"Memangnya apa yang kamu lihat saat lihat saya?"

Lisa bersedekap dada, dia merubah posisi duduknya dan cara memandang yang lebih mengintimidasi. 

"Lo itu pasti umurnya dibawah gue atau nggak seumuran sama gue, terus lo cowok manja yang tukang abisin duit bonyok."

Rendra terkekeh. 

"Ketawa berarti bener, udah deh lo mending bilang ke bonyok lo buat batalin semua ini. Bilang kalo gue bukan tipe lo."

"Kamu terburu-buru sekali, bahkan kamu belum ada pertanyaan untuk saya."

"Nggak ada yang harus gue tanyain."

"Setidaknya tanyakan bagaimana tanggapan saya padamu saat pertama kali bertemu."
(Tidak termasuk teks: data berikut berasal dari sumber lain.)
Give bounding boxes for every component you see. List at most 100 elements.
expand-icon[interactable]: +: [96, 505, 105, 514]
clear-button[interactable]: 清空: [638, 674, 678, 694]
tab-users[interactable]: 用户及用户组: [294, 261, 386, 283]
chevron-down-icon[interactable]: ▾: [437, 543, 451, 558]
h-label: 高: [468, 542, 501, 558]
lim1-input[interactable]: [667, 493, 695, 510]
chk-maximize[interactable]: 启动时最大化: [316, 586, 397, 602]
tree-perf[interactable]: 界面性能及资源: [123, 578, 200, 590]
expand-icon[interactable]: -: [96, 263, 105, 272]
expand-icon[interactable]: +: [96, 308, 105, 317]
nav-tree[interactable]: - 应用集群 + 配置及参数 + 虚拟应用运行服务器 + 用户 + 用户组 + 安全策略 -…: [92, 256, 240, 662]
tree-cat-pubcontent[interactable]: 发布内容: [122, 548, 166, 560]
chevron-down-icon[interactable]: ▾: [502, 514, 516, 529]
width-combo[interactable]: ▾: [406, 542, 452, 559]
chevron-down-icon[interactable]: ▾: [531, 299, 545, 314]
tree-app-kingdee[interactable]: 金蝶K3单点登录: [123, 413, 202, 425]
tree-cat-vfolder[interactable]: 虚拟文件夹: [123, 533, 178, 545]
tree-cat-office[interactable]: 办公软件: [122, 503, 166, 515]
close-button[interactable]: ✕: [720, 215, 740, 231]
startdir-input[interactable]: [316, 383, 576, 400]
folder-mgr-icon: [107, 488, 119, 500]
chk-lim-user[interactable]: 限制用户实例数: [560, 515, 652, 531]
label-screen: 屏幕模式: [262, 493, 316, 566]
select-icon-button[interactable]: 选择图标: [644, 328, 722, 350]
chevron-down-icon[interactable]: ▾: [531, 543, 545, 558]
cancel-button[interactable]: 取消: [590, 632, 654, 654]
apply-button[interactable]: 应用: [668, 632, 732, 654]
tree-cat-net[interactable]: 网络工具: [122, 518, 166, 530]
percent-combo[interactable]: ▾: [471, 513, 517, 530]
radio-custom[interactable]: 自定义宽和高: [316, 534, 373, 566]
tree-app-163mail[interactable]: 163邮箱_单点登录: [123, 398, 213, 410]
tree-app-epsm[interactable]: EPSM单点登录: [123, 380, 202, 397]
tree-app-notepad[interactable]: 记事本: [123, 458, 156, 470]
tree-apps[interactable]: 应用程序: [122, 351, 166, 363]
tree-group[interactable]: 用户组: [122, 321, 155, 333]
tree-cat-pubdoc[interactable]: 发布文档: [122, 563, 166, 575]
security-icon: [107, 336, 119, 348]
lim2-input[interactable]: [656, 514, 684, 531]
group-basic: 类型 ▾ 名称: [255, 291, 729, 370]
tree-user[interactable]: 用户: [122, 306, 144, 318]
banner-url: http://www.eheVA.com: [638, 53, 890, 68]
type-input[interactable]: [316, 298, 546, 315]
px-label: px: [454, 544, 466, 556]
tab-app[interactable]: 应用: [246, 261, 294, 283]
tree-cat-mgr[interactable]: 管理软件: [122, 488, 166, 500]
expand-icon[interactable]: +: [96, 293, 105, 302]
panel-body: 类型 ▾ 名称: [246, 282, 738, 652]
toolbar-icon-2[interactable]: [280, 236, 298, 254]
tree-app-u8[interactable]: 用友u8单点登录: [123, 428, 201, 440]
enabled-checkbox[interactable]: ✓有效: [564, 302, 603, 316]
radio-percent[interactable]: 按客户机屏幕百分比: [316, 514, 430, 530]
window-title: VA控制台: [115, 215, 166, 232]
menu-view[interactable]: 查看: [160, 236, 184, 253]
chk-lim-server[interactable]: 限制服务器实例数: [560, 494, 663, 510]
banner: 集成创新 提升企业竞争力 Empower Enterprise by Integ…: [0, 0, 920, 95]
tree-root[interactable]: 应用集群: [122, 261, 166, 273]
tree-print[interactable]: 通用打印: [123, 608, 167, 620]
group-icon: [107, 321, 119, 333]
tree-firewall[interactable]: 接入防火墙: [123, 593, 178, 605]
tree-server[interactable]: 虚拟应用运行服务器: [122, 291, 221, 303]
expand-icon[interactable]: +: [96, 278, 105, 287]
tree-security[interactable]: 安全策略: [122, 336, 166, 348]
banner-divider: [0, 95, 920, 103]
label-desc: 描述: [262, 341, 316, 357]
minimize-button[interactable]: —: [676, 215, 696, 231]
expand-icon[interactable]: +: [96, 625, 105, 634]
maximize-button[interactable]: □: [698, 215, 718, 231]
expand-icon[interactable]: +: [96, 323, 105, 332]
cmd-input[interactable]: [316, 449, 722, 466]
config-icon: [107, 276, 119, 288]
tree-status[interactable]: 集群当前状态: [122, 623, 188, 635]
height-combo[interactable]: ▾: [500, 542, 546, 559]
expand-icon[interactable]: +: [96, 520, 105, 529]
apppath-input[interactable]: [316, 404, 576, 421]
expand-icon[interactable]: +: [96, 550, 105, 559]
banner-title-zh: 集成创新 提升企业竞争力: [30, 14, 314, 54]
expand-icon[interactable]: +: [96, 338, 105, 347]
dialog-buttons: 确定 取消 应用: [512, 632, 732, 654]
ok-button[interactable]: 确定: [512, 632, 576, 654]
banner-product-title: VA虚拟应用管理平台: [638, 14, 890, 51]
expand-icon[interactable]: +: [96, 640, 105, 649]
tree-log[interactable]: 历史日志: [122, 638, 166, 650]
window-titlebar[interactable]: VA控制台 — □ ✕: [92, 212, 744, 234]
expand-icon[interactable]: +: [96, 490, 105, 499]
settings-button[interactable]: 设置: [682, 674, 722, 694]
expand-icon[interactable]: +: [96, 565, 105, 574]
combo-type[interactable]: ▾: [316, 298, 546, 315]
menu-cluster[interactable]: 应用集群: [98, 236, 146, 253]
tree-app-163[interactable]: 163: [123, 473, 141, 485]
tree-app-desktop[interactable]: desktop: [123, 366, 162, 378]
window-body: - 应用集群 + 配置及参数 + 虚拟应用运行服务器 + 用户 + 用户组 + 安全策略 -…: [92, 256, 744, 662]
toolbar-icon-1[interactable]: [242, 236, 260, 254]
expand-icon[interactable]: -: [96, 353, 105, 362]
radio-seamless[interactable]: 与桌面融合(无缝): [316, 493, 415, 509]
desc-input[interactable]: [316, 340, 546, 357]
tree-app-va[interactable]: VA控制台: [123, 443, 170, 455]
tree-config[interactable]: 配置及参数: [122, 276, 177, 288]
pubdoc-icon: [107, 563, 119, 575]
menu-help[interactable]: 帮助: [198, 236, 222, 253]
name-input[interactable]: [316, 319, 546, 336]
"Nggak perlu, gue udah bisa nebak sendiri kok. Pasti lo nilai gue sebagai cewek urakan yang nggak punya sopan santun teru-,"

"Wanita keren."

"Hah?"

"Itu penilaianku padamu."

"Kayaknya lo sakit mata deh."

"Cantik dan penuh kejutan."

"Udah berapa cewek lo tipu gini?"

"Lembut namun gengsi untuk memperlihatkan sisi lembutnya itu."

"Gila ya lo!"

"Saya suka sama kamu."

"HAH?"

"Gimana saya mau nolak kalo kamunya selucu ini?"

"Sinting ya lo? ah tau lah gue cabut aja."

"Saya punya kontak Ayah kamu, jadi-,"

Lisa kembali duduk di kursinya dengan wajah kesal, "Oke fine!" 

Pelayan datang dan memberikan buku menu. Lisa berusaha memutar otak agar bisa membuat Rendra kesal padanya. 

"Kamu mau pesan apa?" tanya Rendra.

"Saya pesan menu rekomendasi resto ini yang paling mahal!" Lisa menatap meledek pada Rendra.

"Saya samakan saja, lalu untuk minum-,"

"Bir," sela Lisa membuat si pelayan cukup kaget. 

"Berikan Bir dengan alkohol rendah dan Lemon tea."

"Mohon ditunggu," si pelayan pergi membawa note pesanan.

"Kamu yakin mau minum dengan bir?" tanya Rendra.

"Yakin, kenapa emang?"

"Bir nggak baik buat kesehatan."

"Ya terus?"

"Untuk kali ini saya biarkan, tapi lain kali saya nggak akan perbolehkan."

Lisa terdiam seperti seorang anak yang baru saja dimarahi oleh Ayahnya. Ia juga heran kenapa ia tidak bisa debat Rendra dan kenapa pria ini terdengar tegas sekali jika bicara.